Because she didn't have a cup, she held her lips to the groove in the wall and sucked the trickle which followed it. It was good water, at least.

She resumed eating. The situation was unpleasant, but the fact that she didn't like the food wasn't close to the top of the list of things she didn't like. If the guards had been human, she might have complained; though without expecting anything to change. Railing at the Servitors was as pointless as screaming at her bronze mirror.

A clang like a cartload of armor overturning sounded in the corridor. Holding the lump of food in one hand and her garment in the other, Hedia walked in a dignified fashion to the grilled doorway. Walking was about the only dignified thing she could do under the circumstances, and she didn't imagine that her moving faster would change anything that was going on outside her cell.

The Servitors had leaped into action. They stood beneath the grate in the corridor ceiling, pointing their spears toward the dark bulk that had crashed down hard enough to dimple it. Had a block fallen from the top of the airshaft?

Fingers from above thrust into the grating. It rocked, then lifted slightly. Hedia touched her own bars. If the grating was the same metal, it had to weigh five or six times as much as she did.

A guard thrust upward, nicking the steel. His orichalc point missed the gripping fingers.

The square grate lifted a hand's breadth higher, then shot down into the corridor. One guard dodged in time, but it struck the other squarely and slammed him back against Hedia's cell. His spear flipped into the air like a spun coin, bounced from the corridor ceiling, and landed ringing on the floor. The grating toppled to lie on the point and half the shaft.

Lann hung within the air shaft, his broad palms pressed against opposite walls. He had lifted-and thrown-the grate with his feet. Weight alone held it on studs cast into the sides of the bottom course of crystal blocks.

The ape's tattooed human face scanned the situation below; then he leaped onto the standing guard, catching his spear-shaft in his toes. They hit the floor together with Lann on the bottom.

Hedia pushed the rolled-up garment between the bars with her right hand and caught the end with the other hand, lacing it back through the next opening to the left.

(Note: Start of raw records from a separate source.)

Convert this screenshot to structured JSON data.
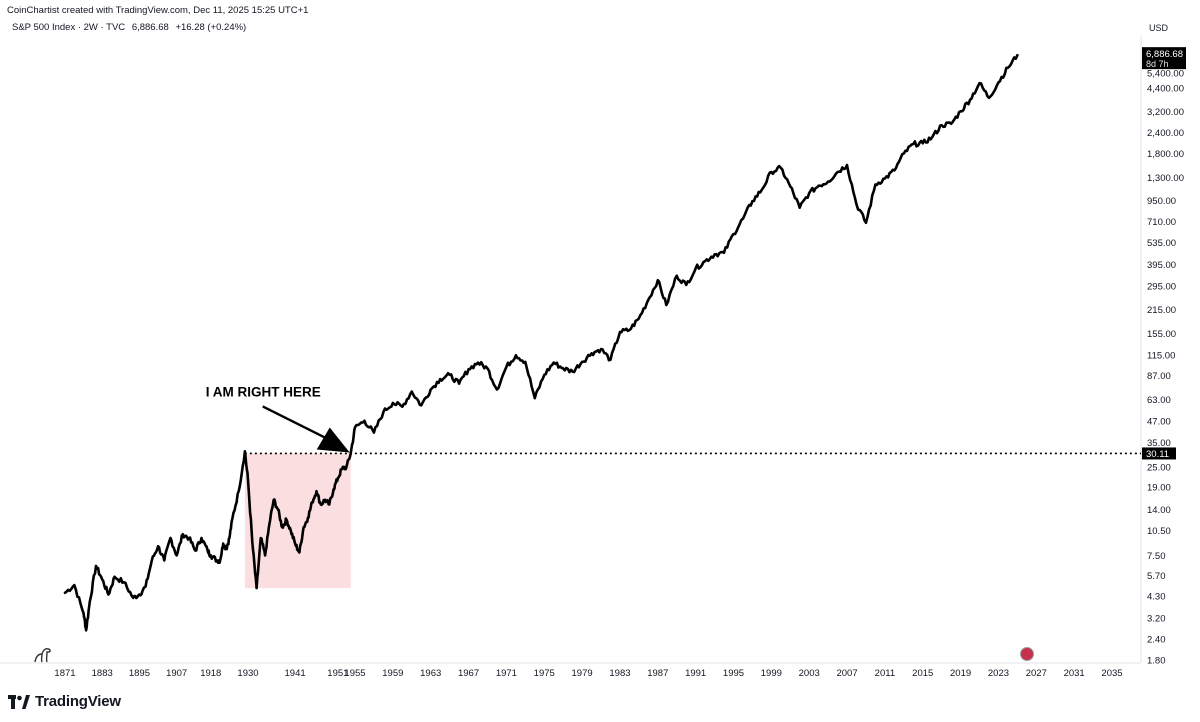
{
  "header": {
    "credit": "CoinChartist created with TradingView.com, Dec 11, 2025 15:25 UTC+1",
    "symbol": "S&P 500 Index · 2W · TVC",
    "price": "6,886.68",
    "change": "+16.28 (+0.24%)",
    "currency": "USD"
  },
  "price_badge": {
    "value": "6,886.68",
    "countdown": "8d 7h"
  },
  "level_badge": {
    "value": "30.11"
  },
  "annotation": {
    "text": "I AM RIGHT HERE"
  },
  "branding": {
    "logo_text": "TradingView",
    "logo_icon": "tradingview-logo-icon",
    "corner_icon": "dinosaur-icon",
    "flag_icon": "us-flag-icon"
  },
  "colors": {
    "line": "#000000",
    "highlight": "#fbdedf",
    "badge_bg": "#000000",
    "badge_text": "#ffffff"
  },
  "chart_data": {
    "type": "line",
    "scale": "log",
    "title": "",
    "xlabel": "",
    "ylabel": "",
    "ylim": [
      1.6,
      7000
    ],
    "xlim": [
      1868,
      2041
    ],
    "x_ticks": [
      "1871",
      "1883",
      "1895",
      "1907",
      "1918",
      "1930",
      "1941",
      "1951",
      "1955",
      "1959",
      "1963",
      "1967",
      "1971",
      "1975",
      "1979",
      "1983",
      "1987",
      "1991",
      "1995",
      "1999",
      "2003",
      "2007",
      "2011",
      "2015",
      "2019",
      "2023",
      "2027",
      "2031",
      "2035"
    ],
    "y_ticks": [
      "1.80",
      "2.40",
      "3.20",
      "4.30",
      "5.70",
      "7.50",
      "10.50",
      "14.00",
      "19.00",
      "25.00",
      "35.00",
      "47.00",
      "63.00",
      "87.00",
      "115.00",
      "155.00",
      "215.00",
      "295.00",
      "395.00",
      "535.00",
      "710.00",
      "950.00",
      "1,300.00",
      "1,800.00",
      "2,400.00",
      "3,200.00",
      "4,400.00",
      "5,400.00"
    ],
    "series": [
      {
        "name": "",
        "points": [
          [
            "1871",
            4.5
          ],
          [
            "1874",
            5.0
          ],
          [
            "1877",
            3.4
          ],
          [
            "1877.8",
            2.7
          ],
          [
            "1879",
            4.0
          ],
          [
            "1881",
            6.5
          ],
          [
            "1883",
            5.4
          ],
          [
            "1885",
            4.4
          ],
          [
            "1887",
            5.6
          ],
          [
            "1890",
            5.2
          ],
          [
            "1893",
            4.2
          ],
          [
            "1895",
            4.4
          ],
          [
            "1897",
            4.9
          ],
          [
            "1899",
            7.0
          ],
          [
            "1901",
            8.5
          ],
          [
            "1903",
            7.0
          ],
          [
            "1905",
            9.5
          ],
          [
            "1907",
            7.5
          ],
          [
            "1909",
            10.0
          ],
          [
            "1911",
            9.5
          ],
          [
            "1913",
            8.0
          ],
          [
            "1915",
            9.5
          ],
          [
            "1917",
            8.0
          ],
          [
            "1918",
            7.5
          ],
          [
            "1920",
            7.0
          ],
          [
            "1921",
            7.0
          ],
          [
            "1922",
            8.8
          ],
          [
            "1923",
            8.2
          ],
          [
            "1924",
            9.5
          ],
          [
            "1925",
            12.5
          ],
          [
            "1927",
            18.0
          ],
          [
            "1929",
            31.0
          ],
          [
            "1930",
            21.0
          ],
          [
            "1931",
            9.0
          ],
          [
            "1932",
            4.8
          ],
          [
            "1933",
            9.5
          ],
          [
            "1934",
            7.5
          ],
          [
            "1935",
            11.5
          ],
          [
            "1936",
            16.0
          ],
          [
            "1937",
            14.0
          ],
          [
            "1938",
            11.0
          ],
          [
            "1939",
            12.2
          ],
          [
            "1940",
            10.5
          ],
          [
            "1941",
            8.8
          ],
          [
            "1942",
            7.8
          ],
          [
            "1943",
            11.0
          ],
          [
            "1944",
            12.5
          ],
          [
            "1945",
            15.5
          ],
          [
            "1946",
            18.0
          ],
          [
            "1947",
            15.0
          ],
          [
            "1948",
            16.0
          ],
          [
            "1949",
            15.0
          ],
          [
            "1950",
            18.5
          ],
          [
            "1951",
            21.5
          ],
          [
            "1952",
            24.5
          ],
          [
            "1953",
            25.0
          ],
          [
            "1954",
            30.11
          ],
          [
            "1955",
            43.0
          ],
          [
            "1956",
            47.0
          ],
          [
            "1957",
            40.0
          ],
          [
            "1958",
            53.0
          ],
          [
            "1959",
            60.0
          ],
          [
            "1960",
            57.0
          ],
          [
            "1961",
            70.0
          ],
          [
            "1962",
            58.0
          ],
          [
            "1963",
            72.0
          ],
          [
            "1964",
            83.0
          ],
          [
            "1965",
            88.0
          ],
          [
            "1966",
            78.0
          ],
          [
            "1967",
            95.0
          ],
          [
            "1968",
            104.0
          ],
          [
            "1969",
            96.0
          ],
          [
            "1970",
            72.0
          ],
          [
            "1971",
            98.0
          ],
          [
            "1972",
            115.0
          ],
          [
            "1973",
            105.0
          ],
          [
            "1974",
            64.0
          ],
          [
            "1975",
            88.0
          ],
          [
            "1976",
            104.0
          ],
          [
            "1977",
            96.0
          ],
          [
            "1978",
            92.0
          ],
          [
            "1979",
            105.0
          ],
          [
            "1980",
            118.0
          ],
          [
            "1981",
            125.0
          ],
          [
            "1982",
            108.0
          ],
          [
            "1983",
            158.0
          ],
          [
            "1984",
            162.0
          ],
          [
            "1985",
            190.0
          ],
          [
            "1986",
            245.0
          ],
          [
            "1987",
            320.0
          ],
          [
            "1987.9",
            228.0
          ],
          [
            "1989",
            340.0
          ],
          [
            "1990",
            300.0
          ],
          [
            "1991",
            375.0
          ],
          [
            "1992",
            415.0
          ],
          [
            "1993",
            455.0
          ],
          [
            "1994",
            465.0
          ],
          [
            "1995",
            600.0
          ],
          [
            "1996",
            740.0
          ],
          [
            "1997",
            940.0
          ],
          [
            "1998",
            1100.0
          ],
          [
            "1999",
            1400.0
          ],
          [
            "2000",
            1480.0
          ],
          [
            "2001",
            1150.0
          ],
          [
            "2002",
            860.0
          ],
          [
            "2003",
            1050.0
          ],
          [
            "2004",
            1160.0
          ],
          [
            "2005",
            1230.0
          ],
          [
            "2006",
            1400.0
          ],
          [
            "2007",
            1540.0
          ],
          [
            "2008",
            900.0
          ],
          [
            "2009",
            700.0
          ],
          [
            "2010",
            1180.0
          ],
          [
            "2011",
            1280.0
          ],
          [
            "2012",
            1430.0
          ],
          [
            "2013",
            1800.0
          ],
          [
            "2014",
            2050.0
          ],
          [
            "2015",
            2070.0
          ],
          [
            "2016",
            2250.0
          ],
          [
            "2017",
            2650.0
          ],
          [
            "2018",
            2700.0
          ],
          [
            "2019",
            3200.0
          ],
          [
            "2020",
            3750.0
          ],
          [
            "2021",
            4700.0
          ],
          [
            "2022",
            3850.0
          ],
          [
            "2023",
            4750.0
          ],
          [
            "2024",
            5800.0
          ],
          [
            "2025",
            6886.68
          ]
        ]
      }
    ]
  }
}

The guard had fallen with his back against the cell. He started to get up.

Hedia looped the garment around his glass neck and crossed the portions on her side around one another. She didn't have time to knot the ends, but even so the fabric took the strain instead of her hands and arms. The Servitor half-rose, then recoiled into the bars with a clang almost as loud as that of the grating hitting the floor.

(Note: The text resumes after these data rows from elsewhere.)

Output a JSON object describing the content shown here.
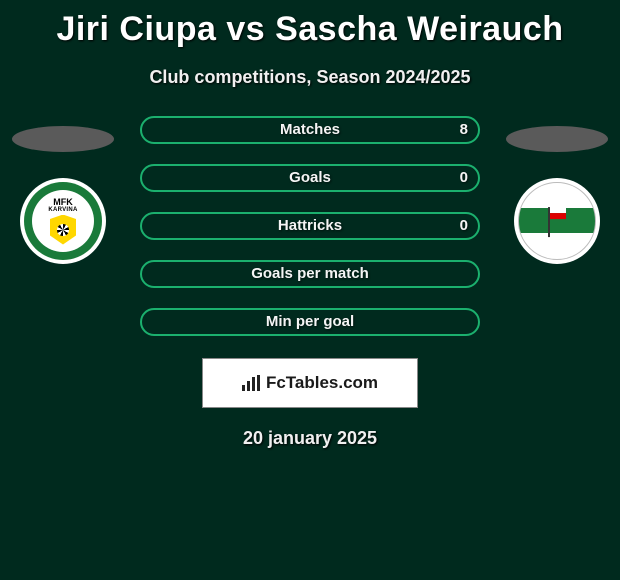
{
  "title": "Jiri Ciupa vs Sascha Weirauch",
  "subtitle": "Club competitions, Season 2024/2025",
  "date": "20 january 2025",
  "site": "FcTables.com",
  "colors": {
    "background": "#002a1e",
    "bar_border": "#1bb06e",
    "bar_fill": "#1bb06e",
    "oval": "#5a5a5a",
    "text": "#ffffff"
  },
  "bars": [
    {
      "label": "Matches",
      "right_value": "8",
      "fill_pct": 0
    },
    {
      "label": "Goals",
      "right_value": "0",
      "fill_pct": 0
    },
    {
      "label": "Hattricks",
      "right_value": "0",
      "fill_pct": 0
    },
    {
      "label": "Goals per match",
      "right_value": "",
      "fill_pct": 0
    },
    {
      "label": "Min per goal",
      "right_value": "",
      "fill_pct": 0
    }
  ],
  "left_logo": {
    "name": "mfk-karvina-logo",
    "text_top": "MFK",
    "text_sub": "KARVINA"
  },
  "right_logo": {
    "name": "lechia-gdansk-logo"
  }
}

Lann used his hands and feet together to fling the other Servitor against the wall of the corridor. The glass head shattered to dust; the Servitor's torso and limbs crumbled into gravel-sized chunks a moment later.

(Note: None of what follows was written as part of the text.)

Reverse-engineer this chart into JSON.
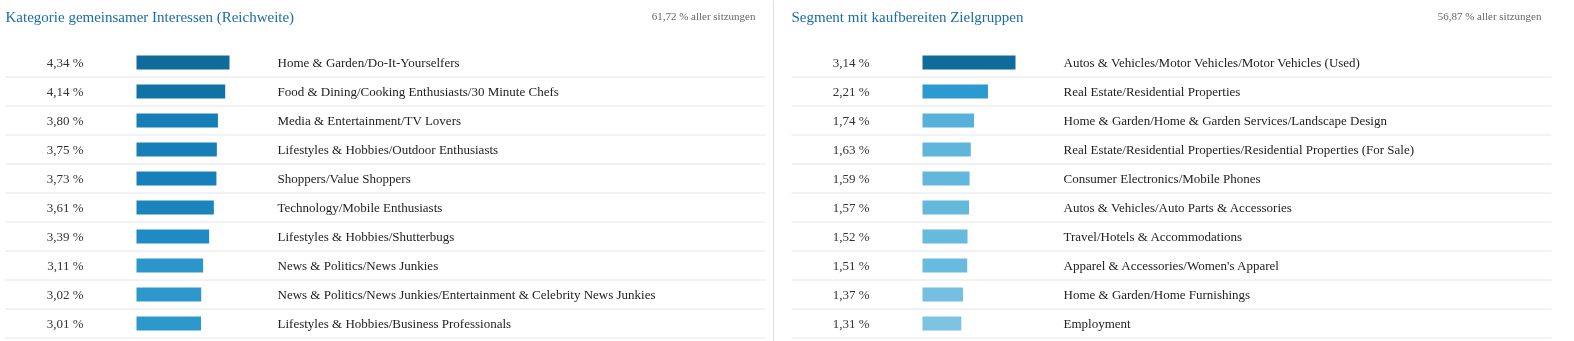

The remaining guard jerked forward again. The steel bar flexed noticeably outward, but to Hedia's amazement the makeshift noose didn't break: the fabric had made her itch, but it was clearly stronger even than silk.

The Servitor turned and reached through the bars. Hedia jumped back, avoiding a grip that she knew could squeeze her bones to powder. The glass hands pulled the loop open, now that she was no longer able to keep the ends tight.

Lann grabbed the Servitor by the ankles. The glass man reached for Lann's wrists instead of holding onto the bars. Lann swung him sideways like a huge club. His head hit the opposite wall and powdered like that of his fellow guard.

Hedia stared at the ape-man, scarcely able to believe what she had just seen happen. How strong are you? she thought. But unless he could tear apart steel bars as thick as her two thumbs together, killing the guards wouldn't change her situation.

Lann gripped the spear of the guard he had just killed and jerked it from under the grate. He thrust the point into the door's lower hinge. Gripping the shaft in his hands and the bars with his toes, he pulled. The slender orichalc blade didn't bend, but the hinge pin snapped and the lower corner of the door twisted noticeably inward.